I spoke earlier about our origins as a college of immigrants and of the tensions inherent in our founding and in our history between identity and assimilation. These tensions have been with us for 132 years, and they will remain with us in the future. But there is no reason for them to paralyze us or to divide us. We can honor our past and especially the Norwegian and Lutheran bonds that brought this college into being and have sustained it throughout its life without locking ourselves into some infinitely receding view of our community that, like a hallway of mirrors, shows us nothing but an infinite reflection of ourselves. Similarly, we can craft a future for our college that, based upon our vast experience with this dynamic, provides the same opportunities for other groups torn between identity and assimilation, without abandoning our identity, our heritage or our friends. A wise member of our Board of Regents has a habit, when asked to choose between options A or B, emphatically to choose “Both!” This is a no-brainer. Let us use our past to guide our future by embracing a future for St. Olaf that both remembers our heritage and employs it in service of others.

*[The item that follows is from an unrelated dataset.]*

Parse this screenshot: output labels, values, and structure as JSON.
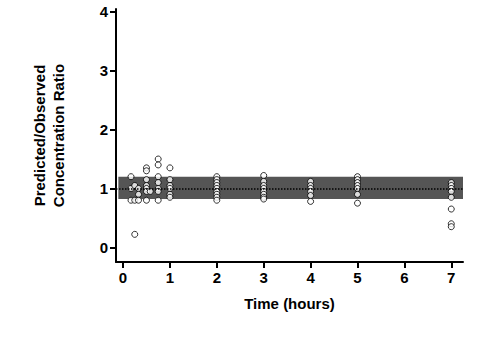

Perhaps you can see now why I called us a complex institution. We seek to combine in one college the academic excellence of the elite institutions of higher learning in America, the living and abiding connection with a faith that we proudly confess of the most centered colleges in America, the richly complex treatment of vocation that characterizes the most outwardly focused colleges in America, and all of this in an environment where changing patterns of race and class are defining new parameters in which we operate. Many institutions are working in, and on, one or two of these areas. We are working in and on all of them.
The years to come are going to be exciting. They will also be full of challenges, but that is why we have been given intelligence, energy, a sense of humor and faith. Our college has a distinctive place in American higher education, and we—all of us here tonight—have been called to help make our college an exemplar. I see this inauguration as an important turning point. OK. It’s done. No more focus on the new president. Now we focus on the work of our college. I thank you for the opportunity I have been given to serve with you, I thank you in advance for your guidance and support, and I thank you for your presence here tonight.